GPT-4o · May 2024
May 2024 checkpoint of gpt-4o for that special voice.
About GPT-4o · May 2024
Speed and native multimodality define the May 2024 launch of GPT-4o — the original "omni" checkpoint that set a new bar for how fast a frontier model could respond without sacrificing versatility. Running a single unified neural network across text, images, audio, and video (no separate processors bolted together), it delivers around 100 tokens per second, well above the field median of 61. Users consistently praise its natural, conversational warmth and its strong image understanding, making it a go-to for real-time chat, visual document analysis, and multilingual workflows. That said, raw reasoning is not its strength: an AIME score of just 12% reflects meaningful limits on complex math and logic, and its Intelligence Index sits below the median for non-reasoning models. This is a checkpoint built for throughput and multimodal coverage — for teams who need reliable, expressive, fast responses rather than deep step-by-step reasoning. Note: this is the original May 13, 2024 release; later dated variants (August and November 2024) include cumulative improvements.
Best for
- Real-time chat and conversational applications where low latency and a warm, natural tone matter
- Visual tasks including image analysis, OCR, and scientific or document image interpretation
- High-volume production chatbots where throughput and speed outweigh the need for deep reasoning
- Multilingual and translation-heavy workflows, benefiting from improved non-English performance
- Multimodal content pipelines that mix text, images, and audio in a single API call
Specs & capabilities
How GPT-4o · May 2024 stacks up — intelligence, speed, context, and modalities.
Intelligence
Low
Speed
Medium
Context window
128,000 tokens
Max output
4,100 tokens
Knowledge cutoff
October 2023
GPT‑4o retirement (ChatGPT)
OpenAI retired GPT‑4o inside ChatGPT on February 13, 2026. It remains available through the OpenAI API.

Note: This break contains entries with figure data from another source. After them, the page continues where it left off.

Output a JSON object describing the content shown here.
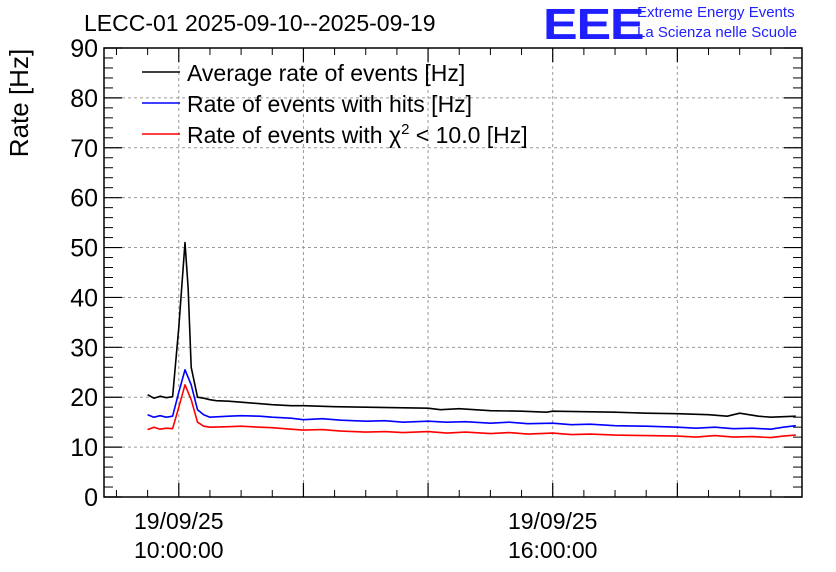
{
  "chart_data": {
    "type": "line",
    "title": "LECC-01 2025-09-10--2025-09-19",
    "ylabel": "Rate [Hz]",
    "xlabel": "",
    "ylim": [
      0,
      90
    ],
    "yticks": [
      0,
      10,
      20,
      30,
      40,
      50,
      60,
      70,
      80,
      90
    ],
    "xlim_hours": [
      8.8,
      20.0
    ],
    "xticks": [
      {
        "x": 10.0,
        "date": "19/09/25",
        "time": "10:00:00"
      },
      {
        "x": 16.0,
        "date": "19/09/25",
        "time": "16:00:00"
      }
    ],
    "grid": true,
    "legend_position": "top-left",
    "series": [
      {
        "name": "Average rate of events [Hz]",
        "color": "#000000",
        "x": [
          9.5,
          9.6,
          9.7,
          9.8,
          9.9,
          10.0,
          10.1,
          10.15,
          10.2,
          10.3,
          10.4,
          10.5,
          10.6,
          10.8,
          11.0,
          11.2,
          11.5,
          11.8,
          12.0,
          12.5,
          13.0,
          13.5,
          14.0,
          14.2,
          14.5,
          15.0,
          15.5,
          15.9,
          16.0,
          16.5,
          17.0,
          17.5,
          18.0,
          18.5,
          18.8,
          19.0,
          19.3,
          19.5,
          19.7,
          19.9
        ],
        "values": [
          20.5,
          19.8,
          20.2,
          19.9,
          20.1,
          34.0,
          51.0,
          42.0,
          26.0,
          20.0,
          19.8,
          19.5,
          19.3,
          19.2,
          19.0,
          18.8,
          18.5,
          18.3,
          18.3,
          18.1,
          18.0,
          17.9,
          17.8,
          17.5,
          17.7,
          17.3,
          17.2,
          17.0,
          17.2,
          17.1,
          17.0,
          16.8,
          16.7,
          16.5,
          16.2,
          16.8,
          16.2,
          16.0,
          16.1,
          16.2
        ]
      },
      {
        "name": "Rate of events with hits [Hz]",
        "color": "#0000ff",
        "x": [
          9.5,
          9.6,
          9.7,
          9.8,
          9.9,
          10.0,
          10.1,
          10.2,
          10.3,
          10.4,
          10.5,
          10.8,
          11.0,
          11.3,
          11.5,
          11.8,
          12.0,
          12.3,
          12.6,
          13.0,
          13.3,
          13.6,
          14.0,
          14.3,
          14.6,
          15.0,
          15.3,
          15.6,
          16.0,
          16.3,
          16.6,
          17.0,
          17.5,
          18.0,
          18.3,
          18.6,
          18.9,
          19.2,
          19.5,
          19.7,
          19.9
        ],
        "values": [
          16.5,
          16.0,
          16.3,
          16.0,
          16.2,
          21.0,
          25.5,
          22.5,
          17.5,
          16.5,
          16.0,
          16.2,
          16.3,
          16.2,
          16.0,
          15.8,
          15.5,
          15.7,
          15.4,
          15.2,
          15.3,
          15.0,
          15.2,
          15.0,
          15.1,
          14.8,
          15.0,
          14.7,
          14.8,
          14.5,
          14.6,
          14.3,
          14.2,
          14.0,
          13.8,
          14.0,
          13.7,
          13.8,
          13.6,
          14.0,
          14.3
        ]
      },
      {
        "name": "Rate of events with χ² < 10.0 [Hz]",
        "color": "#ff0000",
        "x": [
          9.5,
          9.6,
          9.7,
          9.8,
          9.9,
          10.0,
          10.1,
          10.2,
          10.3,
          10.4,
          10.5,
          10.8,
          11.0,
          11.3,
          11.5,
          11.8,
          12.0,
          12.3,
          12.6,
          13.0,
          13.3,
          13.6,
          14.0,
          14.3,
          14.6,
          15.0,
          15.3,
          15.6,
          16.0,
          16.3,
          16.6,
          17.0,
          17.5,
          18.0,
          18.3,
          18.6,
          18.9,
          19.2,
          19.5,
          19.7,
          19.9
        ],
        "values": [
          13.5,
          14.0,
          13.6,
          13.8,
          13.7,
          18.0,
          22.5,
          19.5,
          15.0,
          14.2,
          14.0,
          14.1,
          14.2,
          14.0,
          13.9,
          13.6,
          13.4,
          13.5,
          13.2,
          13.0,
          13.1,
          12.9,
          13.1,
          12.8,
          13.0,
          12.7,
          12.9,
          12.6,
          12.8,
          12.5,
          12.6,
          12.4,
          12.3,
          12.2,
          12.0,
          12.3,
          12.0,
          12.1,
          11.9,
          12.2,
          12.4
        ]
      }
    ]
  },
  "logo": {
    "text": "EEE",
    "line1": "Extreme Energy Events",
    "line2": "La Scienza nelle Scuole",
    "color": "#1f1fff"
  },
  "legend_texts": {
    "chi_prefix": "Rate of events with ",
    "chi_symbol": "χ",
    "chi_sup": "2",
    "chi_suffix": " < 10.0 [Hz]"
  }
}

Frequently asked questions
What does the -2024-05-13 suffix mean?
It pins this request to the original May 13, 2024 release of GPT-4o. Later checkpoints like -2024-08-06 and -2024-11-20 include cumulative changes; using this ID guarantees the exact original version.
What is the context window?
128,000 tokens of input context, with a maximum output of 4,100 tokens per response.
What does it cost?
At launch it was $5.00 per million input tokens and $15.00 per million output tokens. OpenAI dropped those prices 50% in October 2024 to $2.50 input / $10.00 output. Check current provider pricing, as rates may have changed since.
Is this a reasoning model like o1 or o3?
No. Despite the shared 'o' in the name, GPT-4o is a speed- and multimodal-focused model, not a chain-of-thought reasoning model. For complex math or multi-step logic, OpenAI's o-series models are better suited.
How does it compare to GPT-4 Turbo?
GPT-4o is roughly 2x faster than GPT-4 Turbo and supports higher rate limits, while maintaining comparable intelligence. It also adds native image, audio, and video inputs through a unified architecture rather than separate processors.
What is its knowledge cutoff?
October 2023, which is earlier than GPT-4 Turbo's April 2024 cutoff. Queries about events after that date will be outside its training data.